Bishop Clarence McClendon, a pastor well-known for his role in the reality show The Preachers of LA, said he would not decide who to endorse until next year.
Dozens of African American pastors gathered behind closed doors with GOP frontrunner Donald Trump at his office in New York City on Monday.
“I saw love in that room”. The Trump campaign originally told press the pastors were going to endorse him, despite the fact that they had never promised to do so, which organizers chalked up to a “miscommunication”.
Separately, more than 100 black religious leaders who were not invited published an open letter in Ebony magazine blasting Trump for his rhetoric and warning their fellow religious leaders that the meeting would give Trump the “appearance of legitimacy” among their followers.
“This meeting was unbelievable”.
And, in an attempt to add more fuel to the fire, after Trump called Kovaleski a “nice reporter”, he then, allegedly, went into an impression of him, seemingly mocking his disability.
The change of plans comes after a week of setbacks for the billionaire real estate mogul.
The campaign later re-branded the event as “a private, informational meet-and-greet with many members of the Coalition of African American Ministers”. Mr. Trump’s attempt in and of itself is honorable.
Donald Trump has been forced into a humiliating climbdown, cancelling a major campaign event after black church leaders complained that a private meeting was being billed as a public endorsement of the leading Republican presidential candidate.
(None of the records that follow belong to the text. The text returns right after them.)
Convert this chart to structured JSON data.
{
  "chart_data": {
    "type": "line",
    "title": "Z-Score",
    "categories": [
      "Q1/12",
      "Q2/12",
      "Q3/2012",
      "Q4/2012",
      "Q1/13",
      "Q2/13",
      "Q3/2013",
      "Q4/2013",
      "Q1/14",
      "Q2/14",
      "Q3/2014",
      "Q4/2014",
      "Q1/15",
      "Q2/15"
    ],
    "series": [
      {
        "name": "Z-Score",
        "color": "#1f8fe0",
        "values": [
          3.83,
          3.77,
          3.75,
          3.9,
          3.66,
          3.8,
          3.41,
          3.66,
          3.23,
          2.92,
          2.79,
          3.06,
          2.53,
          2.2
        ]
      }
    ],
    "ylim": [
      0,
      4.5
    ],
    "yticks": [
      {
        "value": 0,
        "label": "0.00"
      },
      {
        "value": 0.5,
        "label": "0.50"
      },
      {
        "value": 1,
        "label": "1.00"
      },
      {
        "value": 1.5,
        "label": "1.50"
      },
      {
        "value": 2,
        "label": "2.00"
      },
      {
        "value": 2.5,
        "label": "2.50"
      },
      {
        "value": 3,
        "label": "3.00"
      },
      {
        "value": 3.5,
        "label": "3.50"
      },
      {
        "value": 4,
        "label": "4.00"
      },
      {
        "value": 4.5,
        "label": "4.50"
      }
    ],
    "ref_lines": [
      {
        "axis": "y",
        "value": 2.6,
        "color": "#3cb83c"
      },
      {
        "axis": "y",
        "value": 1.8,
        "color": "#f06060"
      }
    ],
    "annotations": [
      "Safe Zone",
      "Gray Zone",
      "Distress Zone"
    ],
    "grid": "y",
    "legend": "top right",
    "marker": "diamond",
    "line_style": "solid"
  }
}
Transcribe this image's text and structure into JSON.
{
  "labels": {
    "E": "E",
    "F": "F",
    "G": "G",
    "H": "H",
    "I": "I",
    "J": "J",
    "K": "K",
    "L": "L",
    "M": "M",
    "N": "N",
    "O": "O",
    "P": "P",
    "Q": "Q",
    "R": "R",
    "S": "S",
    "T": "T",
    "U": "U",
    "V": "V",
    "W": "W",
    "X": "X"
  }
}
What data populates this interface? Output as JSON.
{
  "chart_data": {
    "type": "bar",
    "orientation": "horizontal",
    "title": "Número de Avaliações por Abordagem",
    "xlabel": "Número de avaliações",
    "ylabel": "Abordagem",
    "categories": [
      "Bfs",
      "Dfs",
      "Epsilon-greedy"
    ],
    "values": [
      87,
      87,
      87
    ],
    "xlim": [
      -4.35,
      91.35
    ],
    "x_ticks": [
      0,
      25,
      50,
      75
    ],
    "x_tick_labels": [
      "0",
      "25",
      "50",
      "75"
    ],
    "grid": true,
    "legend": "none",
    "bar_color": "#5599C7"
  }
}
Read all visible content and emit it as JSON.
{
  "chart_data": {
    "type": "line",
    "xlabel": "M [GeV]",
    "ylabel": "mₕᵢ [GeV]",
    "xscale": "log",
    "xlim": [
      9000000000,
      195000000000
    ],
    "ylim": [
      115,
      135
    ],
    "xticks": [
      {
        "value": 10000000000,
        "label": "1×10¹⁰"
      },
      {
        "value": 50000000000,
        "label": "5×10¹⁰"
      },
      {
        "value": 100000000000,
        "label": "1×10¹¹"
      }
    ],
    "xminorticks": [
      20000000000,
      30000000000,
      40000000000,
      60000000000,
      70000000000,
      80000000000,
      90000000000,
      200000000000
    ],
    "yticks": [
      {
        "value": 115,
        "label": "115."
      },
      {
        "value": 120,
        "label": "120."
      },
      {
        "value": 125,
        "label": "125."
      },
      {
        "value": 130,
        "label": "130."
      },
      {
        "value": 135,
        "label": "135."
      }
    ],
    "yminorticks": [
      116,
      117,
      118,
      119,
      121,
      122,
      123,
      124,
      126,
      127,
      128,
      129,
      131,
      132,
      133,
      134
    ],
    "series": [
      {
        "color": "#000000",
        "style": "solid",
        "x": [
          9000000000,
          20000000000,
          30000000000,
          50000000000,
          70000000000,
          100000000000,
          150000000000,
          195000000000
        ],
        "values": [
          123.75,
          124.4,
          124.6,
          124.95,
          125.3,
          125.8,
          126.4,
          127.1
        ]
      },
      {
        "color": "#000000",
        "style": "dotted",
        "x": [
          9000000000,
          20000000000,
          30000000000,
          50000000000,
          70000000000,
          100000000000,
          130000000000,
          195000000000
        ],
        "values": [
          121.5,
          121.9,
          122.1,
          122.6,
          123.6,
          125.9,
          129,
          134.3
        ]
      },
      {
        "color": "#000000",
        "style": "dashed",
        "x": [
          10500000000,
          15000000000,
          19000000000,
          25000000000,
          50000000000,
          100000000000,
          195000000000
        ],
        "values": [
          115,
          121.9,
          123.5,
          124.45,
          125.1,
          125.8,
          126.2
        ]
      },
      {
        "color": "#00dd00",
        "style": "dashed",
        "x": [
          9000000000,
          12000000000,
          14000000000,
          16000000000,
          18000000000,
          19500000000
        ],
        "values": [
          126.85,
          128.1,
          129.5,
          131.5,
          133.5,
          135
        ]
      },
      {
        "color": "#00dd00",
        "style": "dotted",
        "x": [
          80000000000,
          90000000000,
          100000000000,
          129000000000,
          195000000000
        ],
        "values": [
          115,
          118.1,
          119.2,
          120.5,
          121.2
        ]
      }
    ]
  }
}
Trump has spent a lot of time in recent months campaigning in Southern states like Alabama and SC that have large black populations. “Most recently, he admitted his supporters were justified for punching and kicking a black protester who had attended a Trump rally with the intent to remind the crowd that ‘Black Lives Matter'”.
“Some of these pastors have never even met Trump yet”, Scott said.
“I said, ‘well, I would possibly be interested, but I need to hear more”. White lives are very important.
“I have a very good memory, Chuck”.
Not everyone attending Monday’s meeting was supportive of Trump.
It’s this: CBS asked Trump supporters-that is, notall Republicans in the survey, just the people supporting Trump-what their favorite thing about Trump is.
“I was told it was an endorsement”, Trump said Monday on MSNBC’s Morning Joe.
When his remarks were revisited on NBC, Trump said: “All over the world – forget about New Jersey for a second – all over the world, it was reported that Muslims were celebrating the fall of the World Trade Center”. No, really. Guess. I’ll wait.
“You want stories, you want controversy”.
“It did happen in New Jersey”, Mr Trump said. “Which Black lives do you claim to be liberating”, the leaders wrote. When news of the “endorsement” meeting circulated, it prompted expressions of outrage from a host of other prominent African Americans.
“I think that Mr. Trump is not even aware, not even relevant, to the African-American community”, Vaughn said.
Trump “said we had no interest in being involved in Syria”.